Seguramente, una de las experiencias más curiosas que he podido disfrutar durante mis viajes por el mundo ha sido flotar en el Mar Muerto. Lo he hecho dos veces, una en cada orilla.

La primera, en el lado jordano. Y el recuerdo que tengo es imborrable. Maravilloso. Fue un viaje muy especial a Jordania. El viaje en el que nació minube.tv. El primero de los muchos viajes que hice con Juan Luis Polo (cuánto echo de menos las conversaciones que teníamos por entonces y cuánto he podido aprender de él).

Y el recuerdo que tengo de aquel atardecer es mágico. De esos que se quedan almacenados en la retina para siempre. He de reconocer que el resort en el que estábamos alojados, en primera línea de playa, era perfecto para poder disfrutar de aquello como merecía. Pero recuerdo todo el proceso del baño como si estuviera allí mismo. Porque, sí, es un mar. Y, sí, es una playa. Pero ni la playa ni el mar son normales. Y uno se da cuenta de eso cuando está allí dispuesto a sumergirse (o no) en esas aguas tan únicas.

El sol se pone justo del lado israelita, por lo que el atardecer desde el lado jordano es absolutamente fascinante. Y el baño… Al principio, la verdad, es raro. El «tacto» del agua es extraño. Aceitoso. Oloroso. Diferente. Y da cierta cosa dejarse caer y darse un buen chapuzón. Pero en cuanto te metes, la sensación es buenísima. Es relajante. Y, claro, el hecho de flotar hace que sea algo especial. Porque, sí, por supuesto, se flota. Se flota totalmente. Yo no leí el periódico (clásica escena del turista) porque tampoco lo tenía a mano, pero doy fe. Se flota.

Y, a la salida, se nota algo en la piel. Las aguas del Mar Muerto tienen propiedades, y la verdad es que reconforta.

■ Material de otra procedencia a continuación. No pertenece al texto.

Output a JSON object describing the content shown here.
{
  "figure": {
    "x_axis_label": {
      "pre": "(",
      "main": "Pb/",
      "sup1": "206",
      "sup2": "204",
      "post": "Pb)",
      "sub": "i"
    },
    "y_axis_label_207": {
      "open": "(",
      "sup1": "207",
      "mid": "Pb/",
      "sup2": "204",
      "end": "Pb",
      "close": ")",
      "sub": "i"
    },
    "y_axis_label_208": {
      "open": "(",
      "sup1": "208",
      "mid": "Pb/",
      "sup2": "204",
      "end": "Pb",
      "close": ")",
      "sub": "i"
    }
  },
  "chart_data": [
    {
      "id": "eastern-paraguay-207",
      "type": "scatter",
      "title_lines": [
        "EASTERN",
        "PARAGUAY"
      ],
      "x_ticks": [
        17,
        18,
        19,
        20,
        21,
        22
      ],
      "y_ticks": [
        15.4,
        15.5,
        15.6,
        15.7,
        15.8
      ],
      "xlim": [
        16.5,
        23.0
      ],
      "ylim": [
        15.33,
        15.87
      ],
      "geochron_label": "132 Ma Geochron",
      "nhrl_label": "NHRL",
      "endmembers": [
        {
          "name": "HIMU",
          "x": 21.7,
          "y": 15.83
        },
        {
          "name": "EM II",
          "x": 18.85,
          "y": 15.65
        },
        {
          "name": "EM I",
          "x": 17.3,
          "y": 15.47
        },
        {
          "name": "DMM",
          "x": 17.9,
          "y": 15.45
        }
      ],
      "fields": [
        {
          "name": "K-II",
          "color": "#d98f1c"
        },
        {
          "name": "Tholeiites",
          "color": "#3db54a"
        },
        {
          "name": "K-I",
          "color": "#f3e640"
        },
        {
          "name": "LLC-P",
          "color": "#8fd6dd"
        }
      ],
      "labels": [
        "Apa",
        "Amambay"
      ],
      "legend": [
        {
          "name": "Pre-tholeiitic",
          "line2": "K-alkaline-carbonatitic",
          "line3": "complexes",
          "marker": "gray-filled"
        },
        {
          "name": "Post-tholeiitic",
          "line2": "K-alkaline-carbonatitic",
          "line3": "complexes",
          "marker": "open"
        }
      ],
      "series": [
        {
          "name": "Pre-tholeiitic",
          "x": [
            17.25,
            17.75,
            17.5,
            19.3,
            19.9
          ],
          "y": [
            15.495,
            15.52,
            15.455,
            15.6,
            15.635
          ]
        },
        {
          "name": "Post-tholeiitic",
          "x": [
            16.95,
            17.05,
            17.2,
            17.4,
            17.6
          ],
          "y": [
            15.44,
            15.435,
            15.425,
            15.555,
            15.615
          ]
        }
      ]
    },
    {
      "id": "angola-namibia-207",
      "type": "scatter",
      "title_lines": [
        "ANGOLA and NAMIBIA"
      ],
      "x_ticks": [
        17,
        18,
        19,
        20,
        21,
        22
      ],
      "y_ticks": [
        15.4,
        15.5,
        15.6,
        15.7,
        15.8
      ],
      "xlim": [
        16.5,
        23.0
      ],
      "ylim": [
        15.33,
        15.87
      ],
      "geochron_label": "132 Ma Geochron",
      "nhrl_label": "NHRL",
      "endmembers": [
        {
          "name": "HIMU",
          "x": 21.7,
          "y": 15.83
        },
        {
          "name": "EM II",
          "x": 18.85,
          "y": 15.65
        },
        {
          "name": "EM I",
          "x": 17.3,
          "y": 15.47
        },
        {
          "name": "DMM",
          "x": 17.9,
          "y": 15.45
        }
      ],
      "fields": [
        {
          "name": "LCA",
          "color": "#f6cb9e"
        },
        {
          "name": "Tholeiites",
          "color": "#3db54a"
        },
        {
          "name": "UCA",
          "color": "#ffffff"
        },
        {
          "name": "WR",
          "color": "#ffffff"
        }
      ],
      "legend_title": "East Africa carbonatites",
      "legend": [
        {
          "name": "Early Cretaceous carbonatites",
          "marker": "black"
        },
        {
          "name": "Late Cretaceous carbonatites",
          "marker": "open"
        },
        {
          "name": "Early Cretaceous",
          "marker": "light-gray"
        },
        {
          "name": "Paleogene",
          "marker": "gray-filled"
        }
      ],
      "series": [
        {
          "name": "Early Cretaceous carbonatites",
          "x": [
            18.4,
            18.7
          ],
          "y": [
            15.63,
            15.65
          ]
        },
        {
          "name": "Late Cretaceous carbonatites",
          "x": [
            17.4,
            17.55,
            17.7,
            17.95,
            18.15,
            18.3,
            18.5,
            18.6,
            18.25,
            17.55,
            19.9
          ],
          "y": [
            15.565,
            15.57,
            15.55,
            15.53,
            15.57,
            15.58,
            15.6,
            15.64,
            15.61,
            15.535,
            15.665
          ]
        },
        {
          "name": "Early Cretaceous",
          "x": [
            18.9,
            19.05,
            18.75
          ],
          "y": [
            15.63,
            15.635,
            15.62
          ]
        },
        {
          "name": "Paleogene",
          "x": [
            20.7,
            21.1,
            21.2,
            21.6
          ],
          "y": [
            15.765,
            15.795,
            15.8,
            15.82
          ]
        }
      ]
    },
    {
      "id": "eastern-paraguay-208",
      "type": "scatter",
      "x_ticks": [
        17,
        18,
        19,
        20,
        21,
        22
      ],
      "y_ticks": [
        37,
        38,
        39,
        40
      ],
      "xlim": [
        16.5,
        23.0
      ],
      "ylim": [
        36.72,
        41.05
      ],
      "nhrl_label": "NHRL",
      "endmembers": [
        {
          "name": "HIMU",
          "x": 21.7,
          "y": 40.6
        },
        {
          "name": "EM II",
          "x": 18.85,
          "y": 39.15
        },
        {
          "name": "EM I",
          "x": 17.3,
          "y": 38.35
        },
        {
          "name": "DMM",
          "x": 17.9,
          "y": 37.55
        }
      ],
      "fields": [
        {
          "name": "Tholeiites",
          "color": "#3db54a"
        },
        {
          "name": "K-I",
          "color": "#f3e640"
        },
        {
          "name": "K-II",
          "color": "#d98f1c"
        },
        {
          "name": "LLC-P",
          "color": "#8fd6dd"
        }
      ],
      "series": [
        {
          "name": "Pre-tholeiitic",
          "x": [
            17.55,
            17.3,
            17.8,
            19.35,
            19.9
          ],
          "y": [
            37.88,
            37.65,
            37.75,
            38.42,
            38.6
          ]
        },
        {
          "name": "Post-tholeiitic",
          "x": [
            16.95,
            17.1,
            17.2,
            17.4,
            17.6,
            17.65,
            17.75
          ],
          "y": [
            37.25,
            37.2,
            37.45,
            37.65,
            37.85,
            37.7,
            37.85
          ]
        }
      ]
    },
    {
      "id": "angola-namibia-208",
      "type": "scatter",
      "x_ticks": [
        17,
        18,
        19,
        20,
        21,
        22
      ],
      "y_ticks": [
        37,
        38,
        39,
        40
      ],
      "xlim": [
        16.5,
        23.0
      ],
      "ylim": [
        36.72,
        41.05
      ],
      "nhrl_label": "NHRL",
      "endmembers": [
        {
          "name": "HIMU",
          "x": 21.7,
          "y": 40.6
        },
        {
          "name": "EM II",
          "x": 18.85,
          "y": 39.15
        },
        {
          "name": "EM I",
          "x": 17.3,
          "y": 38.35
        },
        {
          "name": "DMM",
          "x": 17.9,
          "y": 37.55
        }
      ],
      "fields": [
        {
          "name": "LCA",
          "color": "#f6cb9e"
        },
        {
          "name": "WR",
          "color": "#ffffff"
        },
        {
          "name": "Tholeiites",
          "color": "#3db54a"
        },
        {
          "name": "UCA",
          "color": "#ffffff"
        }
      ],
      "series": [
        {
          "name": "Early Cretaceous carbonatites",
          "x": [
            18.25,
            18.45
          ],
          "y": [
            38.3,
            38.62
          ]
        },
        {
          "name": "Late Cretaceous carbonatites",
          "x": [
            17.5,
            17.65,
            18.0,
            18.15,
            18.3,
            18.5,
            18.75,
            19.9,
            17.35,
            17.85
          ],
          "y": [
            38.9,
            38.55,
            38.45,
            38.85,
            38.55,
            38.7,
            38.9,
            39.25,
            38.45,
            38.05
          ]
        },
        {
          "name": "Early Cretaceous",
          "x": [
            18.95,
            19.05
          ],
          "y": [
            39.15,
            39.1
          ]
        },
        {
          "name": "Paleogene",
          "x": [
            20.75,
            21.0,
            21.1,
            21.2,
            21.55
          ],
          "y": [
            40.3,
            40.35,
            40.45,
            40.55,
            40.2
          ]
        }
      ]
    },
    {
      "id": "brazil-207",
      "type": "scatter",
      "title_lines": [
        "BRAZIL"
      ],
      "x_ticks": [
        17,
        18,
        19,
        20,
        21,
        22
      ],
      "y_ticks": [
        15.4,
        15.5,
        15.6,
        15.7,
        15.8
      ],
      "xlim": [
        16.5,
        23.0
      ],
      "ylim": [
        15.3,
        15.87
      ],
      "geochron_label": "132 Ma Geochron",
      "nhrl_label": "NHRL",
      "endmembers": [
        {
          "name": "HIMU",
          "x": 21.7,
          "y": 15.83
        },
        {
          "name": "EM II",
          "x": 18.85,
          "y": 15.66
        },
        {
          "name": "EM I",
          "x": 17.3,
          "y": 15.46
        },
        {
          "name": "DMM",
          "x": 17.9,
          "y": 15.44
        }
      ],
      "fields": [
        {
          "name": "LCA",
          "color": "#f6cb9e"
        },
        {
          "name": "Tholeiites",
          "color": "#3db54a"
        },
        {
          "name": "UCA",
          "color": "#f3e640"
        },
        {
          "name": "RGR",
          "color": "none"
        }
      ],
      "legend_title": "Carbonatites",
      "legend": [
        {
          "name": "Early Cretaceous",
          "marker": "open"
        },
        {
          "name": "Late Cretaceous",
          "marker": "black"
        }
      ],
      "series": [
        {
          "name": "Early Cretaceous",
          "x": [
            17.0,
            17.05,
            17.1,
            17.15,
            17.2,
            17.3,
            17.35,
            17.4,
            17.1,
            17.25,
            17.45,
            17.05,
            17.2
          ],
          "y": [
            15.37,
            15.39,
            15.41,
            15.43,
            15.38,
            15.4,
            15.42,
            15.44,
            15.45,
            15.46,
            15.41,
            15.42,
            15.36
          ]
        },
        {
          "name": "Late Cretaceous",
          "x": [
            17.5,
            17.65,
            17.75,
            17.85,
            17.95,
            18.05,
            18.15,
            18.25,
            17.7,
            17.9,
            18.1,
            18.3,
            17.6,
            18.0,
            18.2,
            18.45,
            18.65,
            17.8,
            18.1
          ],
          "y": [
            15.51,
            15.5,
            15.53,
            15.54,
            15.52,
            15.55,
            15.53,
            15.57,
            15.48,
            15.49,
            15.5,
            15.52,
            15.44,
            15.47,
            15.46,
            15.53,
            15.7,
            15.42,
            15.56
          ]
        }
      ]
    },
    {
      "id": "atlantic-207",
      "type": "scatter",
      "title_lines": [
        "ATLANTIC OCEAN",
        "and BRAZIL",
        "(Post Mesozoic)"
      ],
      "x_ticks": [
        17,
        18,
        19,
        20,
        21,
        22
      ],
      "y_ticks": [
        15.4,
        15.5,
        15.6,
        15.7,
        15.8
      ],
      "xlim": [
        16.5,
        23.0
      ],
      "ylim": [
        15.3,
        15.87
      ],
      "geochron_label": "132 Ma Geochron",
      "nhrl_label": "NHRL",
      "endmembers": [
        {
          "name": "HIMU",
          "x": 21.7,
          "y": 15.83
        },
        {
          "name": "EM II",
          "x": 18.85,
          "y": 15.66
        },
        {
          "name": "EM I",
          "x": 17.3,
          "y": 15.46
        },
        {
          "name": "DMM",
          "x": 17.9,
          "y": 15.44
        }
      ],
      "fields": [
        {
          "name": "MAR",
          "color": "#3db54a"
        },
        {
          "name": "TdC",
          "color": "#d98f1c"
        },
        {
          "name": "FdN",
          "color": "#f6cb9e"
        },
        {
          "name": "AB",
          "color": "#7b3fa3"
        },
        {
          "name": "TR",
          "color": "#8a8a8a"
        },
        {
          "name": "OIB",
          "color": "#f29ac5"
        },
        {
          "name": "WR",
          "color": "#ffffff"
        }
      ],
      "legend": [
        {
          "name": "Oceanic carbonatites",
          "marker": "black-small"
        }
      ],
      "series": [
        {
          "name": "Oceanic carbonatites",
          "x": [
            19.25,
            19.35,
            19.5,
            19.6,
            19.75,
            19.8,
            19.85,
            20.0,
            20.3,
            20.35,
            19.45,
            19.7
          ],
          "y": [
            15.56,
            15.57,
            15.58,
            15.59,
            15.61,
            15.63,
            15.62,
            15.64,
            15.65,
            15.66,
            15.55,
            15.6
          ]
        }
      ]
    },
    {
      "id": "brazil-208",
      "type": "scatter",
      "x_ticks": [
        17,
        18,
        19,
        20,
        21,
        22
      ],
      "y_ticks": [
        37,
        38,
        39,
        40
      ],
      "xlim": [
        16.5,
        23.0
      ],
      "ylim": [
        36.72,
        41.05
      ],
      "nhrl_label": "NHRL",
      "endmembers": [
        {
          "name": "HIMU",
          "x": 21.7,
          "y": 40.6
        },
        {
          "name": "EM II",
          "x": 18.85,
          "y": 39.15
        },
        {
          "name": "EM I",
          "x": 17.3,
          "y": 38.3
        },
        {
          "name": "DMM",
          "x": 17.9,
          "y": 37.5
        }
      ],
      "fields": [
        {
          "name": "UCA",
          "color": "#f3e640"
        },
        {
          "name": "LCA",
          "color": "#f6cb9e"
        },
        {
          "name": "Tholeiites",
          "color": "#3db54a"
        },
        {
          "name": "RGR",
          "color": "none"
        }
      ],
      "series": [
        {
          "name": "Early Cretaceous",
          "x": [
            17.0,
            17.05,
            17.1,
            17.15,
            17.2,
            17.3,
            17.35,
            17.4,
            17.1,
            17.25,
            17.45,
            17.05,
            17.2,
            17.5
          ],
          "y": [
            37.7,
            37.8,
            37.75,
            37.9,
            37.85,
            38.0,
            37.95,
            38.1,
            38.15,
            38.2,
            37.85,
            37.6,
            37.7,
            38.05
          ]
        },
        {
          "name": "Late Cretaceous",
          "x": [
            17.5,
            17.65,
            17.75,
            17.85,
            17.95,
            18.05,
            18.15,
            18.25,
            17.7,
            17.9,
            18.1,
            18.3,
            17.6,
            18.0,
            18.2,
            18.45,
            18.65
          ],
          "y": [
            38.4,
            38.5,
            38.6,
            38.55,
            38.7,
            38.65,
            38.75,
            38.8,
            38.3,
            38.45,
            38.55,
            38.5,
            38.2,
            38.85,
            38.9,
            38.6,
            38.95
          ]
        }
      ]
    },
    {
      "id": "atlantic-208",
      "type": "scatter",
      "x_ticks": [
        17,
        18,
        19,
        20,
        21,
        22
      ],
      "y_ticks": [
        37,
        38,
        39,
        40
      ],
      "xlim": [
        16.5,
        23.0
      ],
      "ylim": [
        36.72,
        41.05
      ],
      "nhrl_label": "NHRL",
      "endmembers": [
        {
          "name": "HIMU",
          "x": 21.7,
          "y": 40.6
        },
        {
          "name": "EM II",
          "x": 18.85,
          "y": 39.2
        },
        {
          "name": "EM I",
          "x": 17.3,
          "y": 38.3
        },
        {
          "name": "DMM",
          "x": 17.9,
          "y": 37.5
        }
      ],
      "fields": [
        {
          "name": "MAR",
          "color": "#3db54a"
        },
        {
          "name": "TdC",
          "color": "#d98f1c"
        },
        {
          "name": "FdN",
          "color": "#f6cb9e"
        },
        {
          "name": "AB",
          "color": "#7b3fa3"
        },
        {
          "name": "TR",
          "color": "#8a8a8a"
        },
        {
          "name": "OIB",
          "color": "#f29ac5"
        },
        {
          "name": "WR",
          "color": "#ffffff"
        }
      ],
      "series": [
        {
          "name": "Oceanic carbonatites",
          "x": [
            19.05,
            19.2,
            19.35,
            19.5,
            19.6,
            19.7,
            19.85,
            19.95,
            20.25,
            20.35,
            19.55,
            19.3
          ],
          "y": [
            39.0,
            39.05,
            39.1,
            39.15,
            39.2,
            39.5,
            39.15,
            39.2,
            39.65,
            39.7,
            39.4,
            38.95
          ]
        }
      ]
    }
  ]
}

Pringa, pero reconforta.

Mi segunda experiencia, como comentaba al principio, fue en la otra orilla y fue hace menos tiempo. El pasado año. En Israel. También fue durante un viaje muy entretenido. El baño, si bien fue placentero, he de reconocer que no fue tan mágico como el del otro lado. Seguramente, porque no era la primera vez, porque el sol se ponía por detrás y no era tan bonito, porque el hotel no era tan fabuloso y porque, siendo sinceros, la orilla israelita (al menos la que yo conocí) no está tan bien acondicionada. Ojo, aún así, la experiencia merece mucho la pena si visitas Israel.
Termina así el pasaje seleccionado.